Genesis kickboxing quintet aiming for Portugal World Championships glory
Veteran kickboxer Gary Wilkinson and four of his students from the Bulwell and Alfreton-based Genesis Kickboxing Academy have qualified to fight for England in this year's WMO World Championship in Portugal in September.
The qualifying quintet is a new club record for the finals, eclipsing the four members that went to Dublin last year.
At 67, Gary is still giving away a few years in the Over-48 category but, with three past world titles under his belt, is confident he can again compete with the best, qualifying by winning the Veterans British Championship.
Ashley King, 21, will be defending his Light Continuous -76k world title he landed in Dublin, since having won the National Championships too.
Kayleigh Walsh, 15, will head for Portugal thanks to a national silver, while Bulwell’s Ryan Jarvis, 11, made it through by winning the European Championships in May and Gary’s grandson Alexander Pieniaszek, 10, qualified by winning his European Championships category.
Alexander also won a silver medal in Dublin last time around while Ryan and Kayleigh are making their debuts on the world stage.
“We are part of a squad of about 125-130 for England so we are only a small part of it,” said Gary. “But I am very proud of them all. You never know how things will go. But you have to be optimistic and I would like to see us all place in the first three.
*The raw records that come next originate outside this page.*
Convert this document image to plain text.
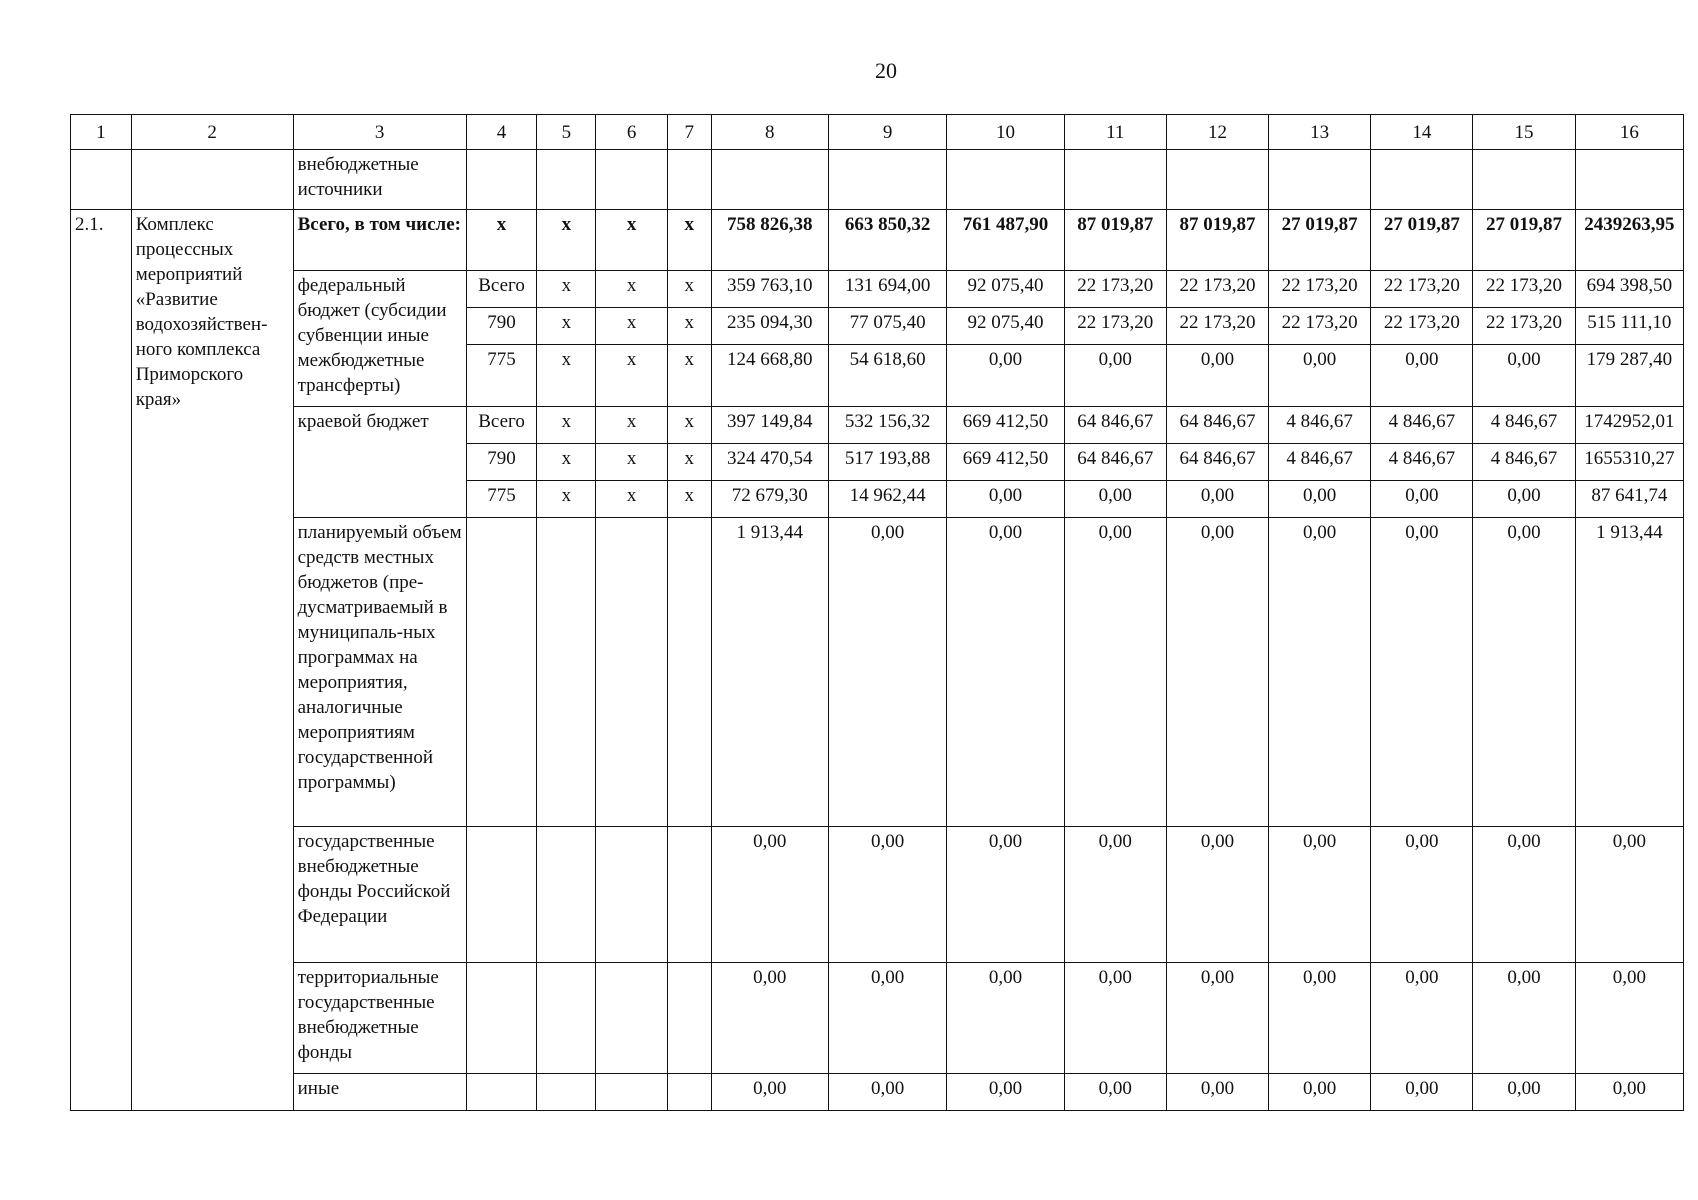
20
1	2	3	4	5	6	7	8	9	10	11	12	13	14	15	16
		внебюджетные источники													
2.1.	Комплекс процессных мероприятий «Развитие водохозяйствен-ного комплекса Приморского края»	Всего, в том числе:	х	х	х	х	758 826,38	663 850,32	761 487,90	87 019,87	87 019,87	27 019,87	27 019,87	27 019,87	2439263,95
		федеральный бюджет (субсидии субвенции иные межбюджетные трансферты)	Всего	х	х	х	359 763,10	131 694,00	92 075,40	22 173,20	22 173,20	22 173,20	22 173,20	22 173,20	694 398,50
			790	х	х	х	235 094,30	77 075,40	92 075,40	22 173,20	22 173,20	22 173,20	22 173,20	22 173,20	515 111,10
			775	х	х	х	124 668,80	54 618,60	0,00	0,00	0,00	0,00	0,00	0,00	179 287,40
		краевой бюджет	Всего	х	х	х	397 149,84	532 156,32	669 412,50	64 846,67	64 846,67	4 846,67	4 846,67	4 846,67	1742952,01
			790	х	х	х	324 470,54	517 193,88	669 412,50	64 846,67	64 846,67	4 846,67	4 846,67	4 846,67	1655310,27
			775	х	х	х	72 679,30	14 962,44	0,00	0,00	0,00	0,00	0,00	0,00	87 641,74
		планируемый объем средств местных бюджетов (пре-дусматриваемый в муниципаль-ных программах на мероприятия, аналогичные мероприятиям государственной программы)					1 913,44	0,00	0,00	0,00	0,00	0,00	0,00	0,00	1 913,44
		государственные внебюджетные фонды Российской Федерации					0,00	0,00	0,00	0,00	0,00	0,00	0,00	0,00	0,00
		территориальные государственные внебюджетные фонды					0,00	0,00	0,00	0,00	0,00	0,00	0,00	0,00	0,00
		иные					0,00	0,00	0,00	0,00	0,00	0,00	0,00	0,00	0,00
“We are going there to win, not just make the numbers up. We are going there to give a good account of ourselves.
“Myself and Ashley have a good chance of gold and we will just have to see what the youngsters go.
“It always depends which person turns up. You have to be in the right frame of mind.”
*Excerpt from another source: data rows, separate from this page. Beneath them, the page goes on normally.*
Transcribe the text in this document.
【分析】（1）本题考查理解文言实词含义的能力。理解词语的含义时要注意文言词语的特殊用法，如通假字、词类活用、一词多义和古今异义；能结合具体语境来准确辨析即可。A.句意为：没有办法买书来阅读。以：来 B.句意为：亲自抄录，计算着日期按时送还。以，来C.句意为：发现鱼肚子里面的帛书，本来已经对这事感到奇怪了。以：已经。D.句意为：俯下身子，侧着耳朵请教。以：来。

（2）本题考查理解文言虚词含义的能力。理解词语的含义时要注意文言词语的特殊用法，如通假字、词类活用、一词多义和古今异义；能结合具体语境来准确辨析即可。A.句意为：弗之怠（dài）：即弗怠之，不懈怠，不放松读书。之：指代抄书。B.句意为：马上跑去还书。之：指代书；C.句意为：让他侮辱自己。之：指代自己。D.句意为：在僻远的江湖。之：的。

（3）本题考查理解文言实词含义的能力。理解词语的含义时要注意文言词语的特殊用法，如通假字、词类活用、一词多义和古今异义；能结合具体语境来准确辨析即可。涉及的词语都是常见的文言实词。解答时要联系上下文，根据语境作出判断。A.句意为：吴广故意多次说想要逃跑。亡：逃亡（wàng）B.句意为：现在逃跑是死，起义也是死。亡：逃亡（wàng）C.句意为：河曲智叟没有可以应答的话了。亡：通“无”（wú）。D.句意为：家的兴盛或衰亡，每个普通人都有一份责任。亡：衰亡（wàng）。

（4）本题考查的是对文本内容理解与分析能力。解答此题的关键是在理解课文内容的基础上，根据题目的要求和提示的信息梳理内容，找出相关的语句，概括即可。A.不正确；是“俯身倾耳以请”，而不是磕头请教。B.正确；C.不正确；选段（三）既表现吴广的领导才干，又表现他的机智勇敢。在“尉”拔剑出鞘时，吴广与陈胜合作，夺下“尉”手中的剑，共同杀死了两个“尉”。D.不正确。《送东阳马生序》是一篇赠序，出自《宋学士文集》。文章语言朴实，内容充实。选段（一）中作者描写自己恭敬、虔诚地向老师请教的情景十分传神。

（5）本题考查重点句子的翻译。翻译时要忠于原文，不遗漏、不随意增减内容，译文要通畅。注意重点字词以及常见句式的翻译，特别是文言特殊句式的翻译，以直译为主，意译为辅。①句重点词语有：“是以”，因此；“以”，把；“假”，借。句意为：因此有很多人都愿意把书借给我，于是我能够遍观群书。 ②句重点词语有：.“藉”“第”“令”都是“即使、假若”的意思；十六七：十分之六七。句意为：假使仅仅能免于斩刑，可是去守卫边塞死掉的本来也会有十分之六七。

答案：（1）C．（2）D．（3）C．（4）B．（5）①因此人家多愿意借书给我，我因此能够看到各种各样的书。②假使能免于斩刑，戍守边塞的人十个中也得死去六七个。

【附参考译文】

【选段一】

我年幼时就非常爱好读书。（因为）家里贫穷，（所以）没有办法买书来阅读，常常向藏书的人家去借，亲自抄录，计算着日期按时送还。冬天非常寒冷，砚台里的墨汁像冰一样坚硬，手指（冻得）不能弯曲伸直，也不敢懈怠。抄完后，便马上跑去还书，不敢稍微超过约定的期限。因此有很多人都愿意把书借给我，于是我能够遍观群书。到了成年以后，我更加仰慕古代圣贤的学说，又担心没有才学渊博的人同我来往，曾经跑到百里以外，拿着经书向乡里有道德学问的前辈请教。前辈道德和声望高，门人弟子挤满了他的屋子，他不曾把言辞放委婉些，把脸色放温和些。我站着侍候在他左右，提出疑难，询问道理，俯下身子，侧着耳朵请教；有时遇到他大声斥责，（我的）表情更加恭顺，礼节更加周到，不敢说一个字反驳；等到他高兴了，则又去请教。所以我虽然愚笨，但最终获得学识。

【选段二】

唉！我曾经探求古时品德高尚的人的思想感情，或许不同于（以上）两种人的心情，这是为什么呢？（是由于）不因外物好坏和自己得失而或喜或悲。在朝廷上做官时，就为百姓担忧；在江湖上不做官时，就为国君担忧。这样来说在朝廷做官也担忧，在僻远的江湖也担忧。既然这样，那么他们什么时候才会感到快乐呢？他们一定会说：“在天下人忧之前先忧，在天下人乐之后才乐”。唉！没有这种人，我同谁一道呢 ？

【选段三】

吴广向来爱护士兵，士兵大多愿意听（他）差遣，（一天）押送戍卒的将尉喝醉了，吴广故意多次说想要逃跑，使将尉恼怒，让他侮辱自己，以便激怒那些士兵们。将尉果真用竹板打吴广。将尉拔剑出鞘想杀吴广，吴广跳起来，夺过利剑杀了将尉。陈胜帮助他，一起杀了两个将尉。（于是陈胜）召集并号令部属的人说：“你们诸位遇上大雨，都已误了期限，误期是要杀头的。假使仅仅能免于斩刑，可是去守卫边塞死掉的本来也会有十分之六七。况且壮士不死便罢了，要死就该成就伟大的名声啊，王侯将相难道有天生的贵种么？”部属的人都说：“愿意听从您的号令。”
Gary now trains his club two nights at week at the Bulwell Academy and three in Alfreton at the Genesis Centre.
Yet he only began kickboxing at the age of 50.
“I only started it for fitness,” he said. “It wasn’t to be competing or instructing.
“But I have always been competitive in sports – football, cricket, basketball. The competitive side just took over and it developed from there.
“Now I’ve won three world championships and a few silvers. You tend to downplay these things, but at the same time, if you sit back and realise what you’ve done you’ve got to feel pretty good about it really.”